Use test case design

Test case design helps you build a better test suite.

This topic explains what makes test case design so important and lists all test case design solutions in Tosca Cloud. The Get Started section helps you put everything into action.

Why test case design matters

With test case design in Tosca Cloud, you'll work smarter, not harder:

  • Define your test structure once and then generate test cases from it. This helps you to create better test cases, faster.

  • Define inputs in a structured way, so that your tests cover all important scenarios. This improves your coverage.

  • Prevent duplicate or overlapping test cases with a more structured approach to creating tests. This helps you cut cost and effort for redundancies.
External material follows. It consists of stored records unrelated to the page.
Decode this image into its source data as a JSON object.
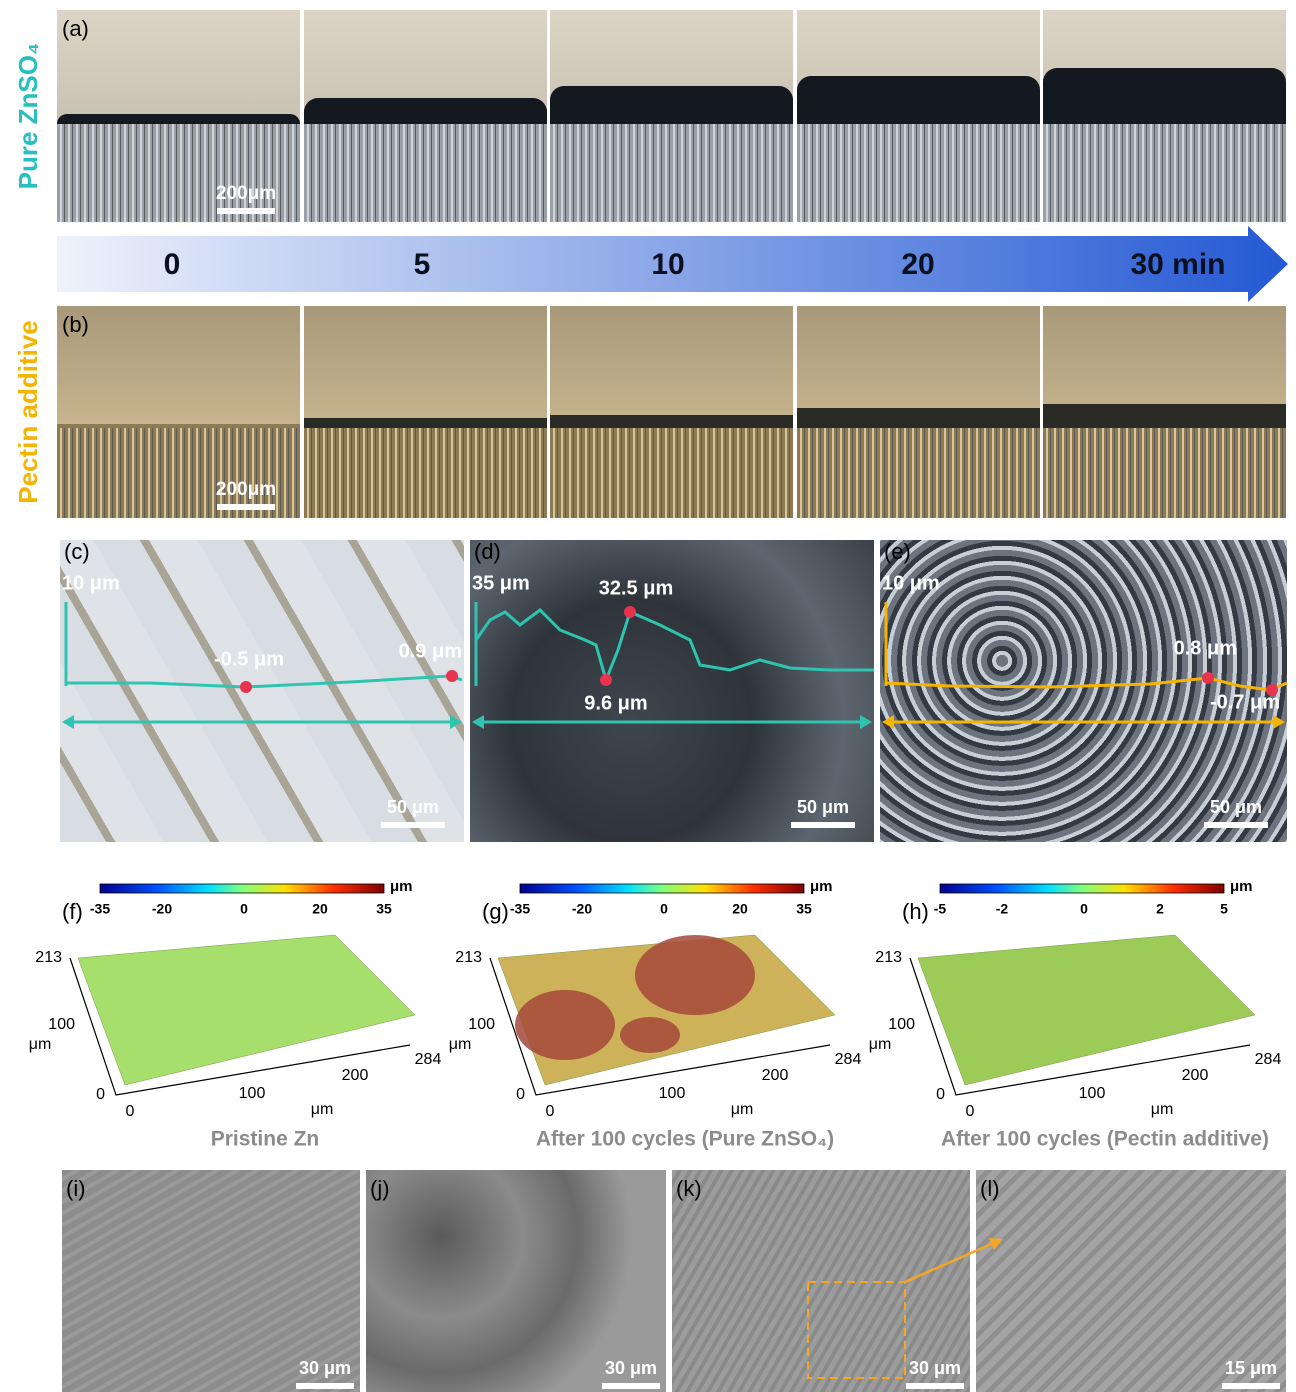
{
  "panel_a": {
    "label": "(a)",
    "row_label": "Pure ZnSO₄",
    "scale_bar": "200μm"
  },
  "timeline": {
    "labels": [
      "0",
      "5",
      "10",
      "20",
      "30 min"
    ]
  },
  "panel_b": {
    "label": "(b)",
    "row_label": "Pectin additive",
    "scale_bar": "200μm"
  },
  "profiles": [
    {
      "label": "(c)",
      "height_label": "10 μm",
      "annotations": [
        "-0.5 μm",
        "0.9 μm"
      ],
      "scale_bar": "50 μm"
    },
    {
      "label": "(d)",
      "height_label": "35 μm",
      "annotations": [
        "32.5 μm",
        "9.6 μm"
      ],
      "scale_bar": "50 μm"
    },
    {
      "label": "(e)",
      "height_label": "10 μm",
      "annotations": [
        "0.8 μm",
        "-0.7 μm"
      ],
      "scale_bar": "50 μm"
    }
  ],
  "surfaces": [
    {
      "label": "(f)",
      "colorbar_ticks": [
        "-35",
        "-20",
        "0",
        "20",
        "35"
      ],
      "colorbar_unit": "μm",
      "y_ticks": [
        "213",
        "100",
        "0"
      ],
      "y_unit": "μm",
      "x_ticks": [
        "0",
        "100",
        "200",
        "284"
      ],
      "x_unit": "μm",
      "caption": "Pristine Zn"
    },
    {
      "label": "(g)",
      "colorbar_ticks": [
        "-35",
        "-20",
        "0",
        "20",
        "35"
      ],
      "colorbar_unit": "μm",
      "y_ticks": [
        "213",
        "100",
        "0"
      ],
      "y_unit": "μm",
      "x_ticks": [
        "0",
        "100",
        "200",
        "284"
      ],
      "x_unit": "μm",
      "caption": "After 100 cycles (Pure ZnSO₄)"
    },
    {
      "label": "(h)",
      "colorbar_ticks": [
        "-5",
        "-2",
        "0",
        "2",
        "5"
      ],
      "colorbar_unit": "μm",
      "y_ticks": [
        "213",
        "100",
        "0"
      ],
      "y_unit": "μm",
      "x_ticks": [
        "0",
        "100",
        "200",
        "284"
      ],
      "x_unit": "μm",
      "caption": "After 100 cycles (Pectin additive)"
    }
  ],
  "sem": [
    {
      "label": "(i)",
      "scale_bar": "30 μm"
    },
    {
      "label": "(j)",
      "scale_bar": "30 μm"
    },
    {
      "label": "(k)",
      "scale_bar": "30 μm"
    },
    {
      "label": "(l)",
      "scale_bar": "15 μm"
    }
  ]
}
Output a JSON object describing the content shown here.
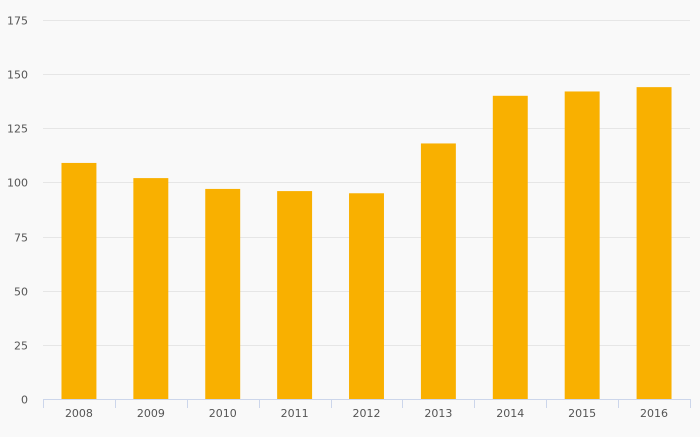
{
  "chart_data": {
    "type": "bar",
    "title": "",
    "xlabel": "",
    "ylabel": "",
    "categories": [
      "2008",
      "2009",
      "2010",
      "2011",
      "2012",
      "2013",
      "2014",
      "2015",
      "2016"
    ],
    "series": [
      {
        "values": [
          109,
          102,
          97,
          96,
          95,
          118,
          140,
          142,
          144
        ],
        "color": "#f9b000"
      }
    ],
    "ylim": [
      0,
      175
    ],
    "yticks": [
      0,
      25,
      50,
      75,
      100,
      125,
      150,
      175
    ],
    "grid": true,
    "legend": "none"
  },
  "colors": {
    "background": "#f9f9f9",
    "gridline": "#e6e6e6",
    "axis": "#ccd6eb",
    "tick_text": "#555555",
    "bar": "#f9b000"
  }
}
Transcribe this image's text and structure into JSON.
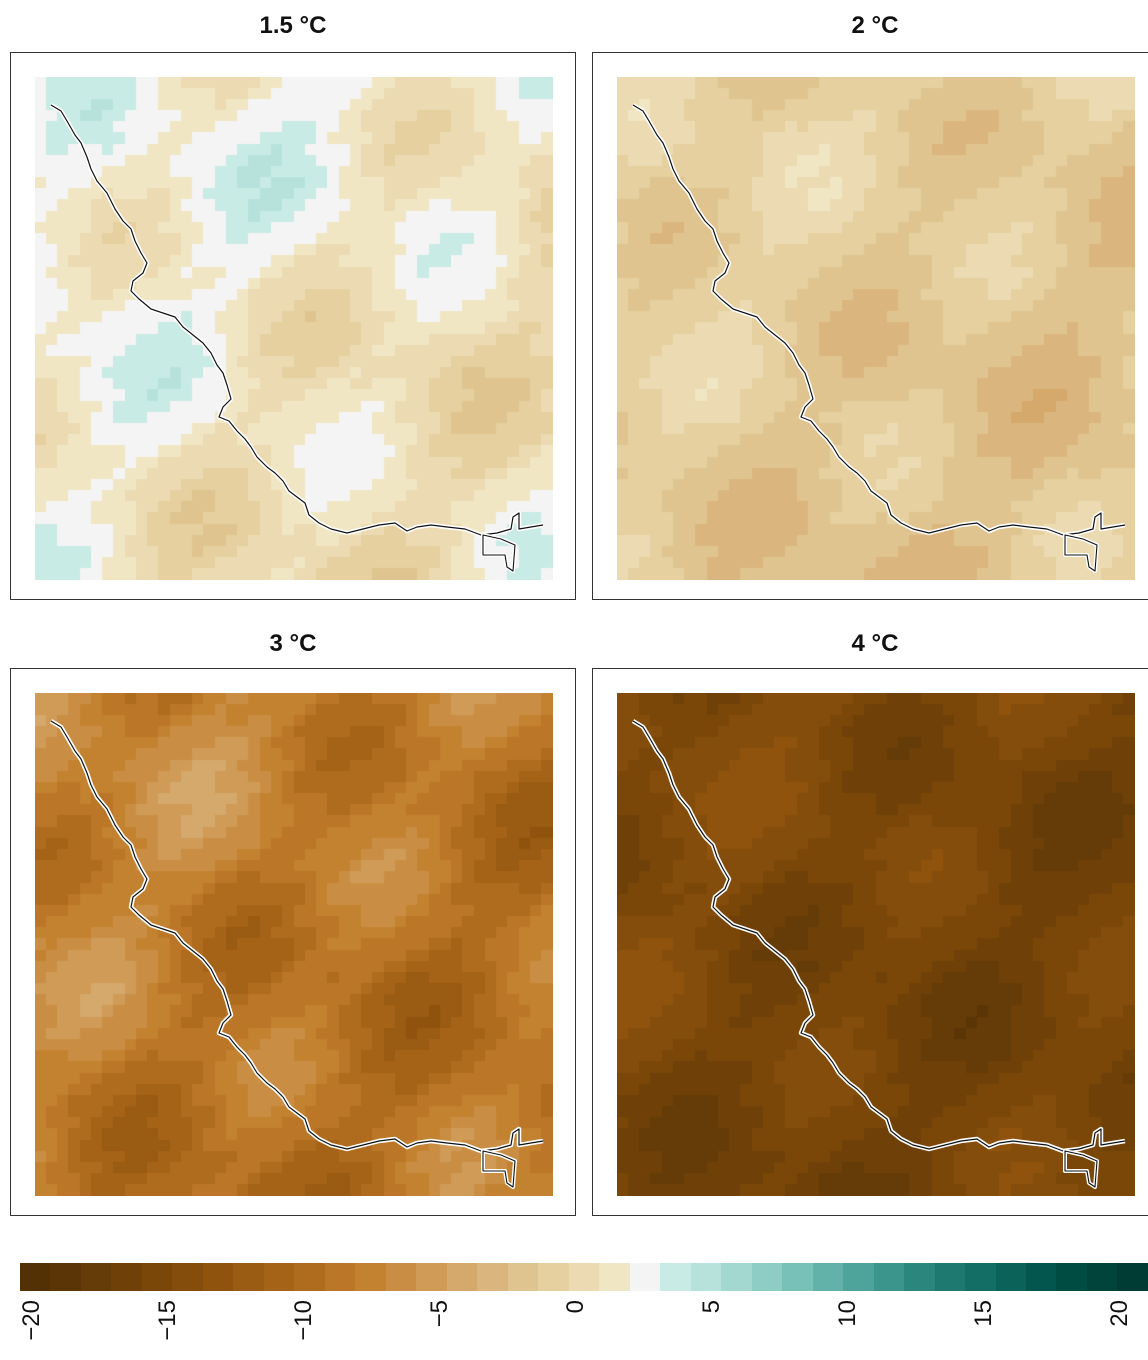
{
  "panels": [
    {
      "id": "p1",
      "title": "1.5 °C",
      "base": 1.0,
      "amp": 2.2
    },
    {
      "id": "p2",
      "title": "2 °C",
      "base": -1.6,
      "amp": 1.6
    },
    {
      "id": "p3",
      "title": "3 °C",
      "base": -8.5,
      "amp": 2.8
    },
    {
      "id": "p4",
      "title": "4 °C",
      "base": -15.5,
      "amp": 1.8
    }
  ],
  "legend": {
    "min": -20,
    "max": 20,
    "ticks": [
      "−20",
      "−15",
      "−10",
      "−5",
      "0",
      "5",
      "10",
      "15",
      "20"
    ],
    "colors": [
      "#543005",
      "#5c3506",
      "#653b07",
      "#6f4108",
      "#7a4709",
      "#854d0b",
      "#8f530d",
      "#9a5b12",
      "#a56318",
      "#b06c1e",
      "#bb7627",
      "#c38230",
      "#c98e44",
      "#cf9b57",
      "#d5a86b",
      "#dab67e",
      "#e0c48f",
      "#e6d0a0",
      "#ecdbb2",
      "#f1e6c4",
      "#f4f4f4",
      "#c9ebe5",
      "#b7e2dc",
      "#a3d8d1",
      "#8ecdc5",
      "#78c1b8",
      "#62b2a9",
      "#4ea39a",
      "#3b958c",
      "#2b877e",
      "#1e7a71",
      "#136e65",
      "#0a6259",
      "#03564d",
      "#004c43",
      "#00443b",
      "#003c33"
    ]
  }
}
  • Update the structure instead of each individual test case. This simplifies maintenance.

  • Reuse your test structure for other features or versions. This helps you scale easily and reliably.

Test case design solutions in Tosca Cloud

Tosca Cloud supports different approaches to test case design.

Process-based test case design

For process-based test case design, you work with business flows. A business flow is a visual representation of the activities, journeys, or business processes in your application.

In essence, this approach means most of your effort occurs during the planning phase. Because business flows are visual, they make it easier to collaborate with stakeholders and connect testing to business goals. At the same time, they give you a clear and actionable structure for your test scenarios. And from this structure, you'll generate your test cases.

There are different ways to define business flows:

Template-based test case design

A template is a blueprint based on an existing test case. It tells Tosca Cloud how to generate separate test cases for each input. For example, if you want to test a feature with four different input values, you get four test cases from one template.

Because a template is like a test case, you maintain and update it the same way, in one place for all of your test case instances.

This approach works well when you have an existing test case and want to run it across multiple input values without building each test case manually.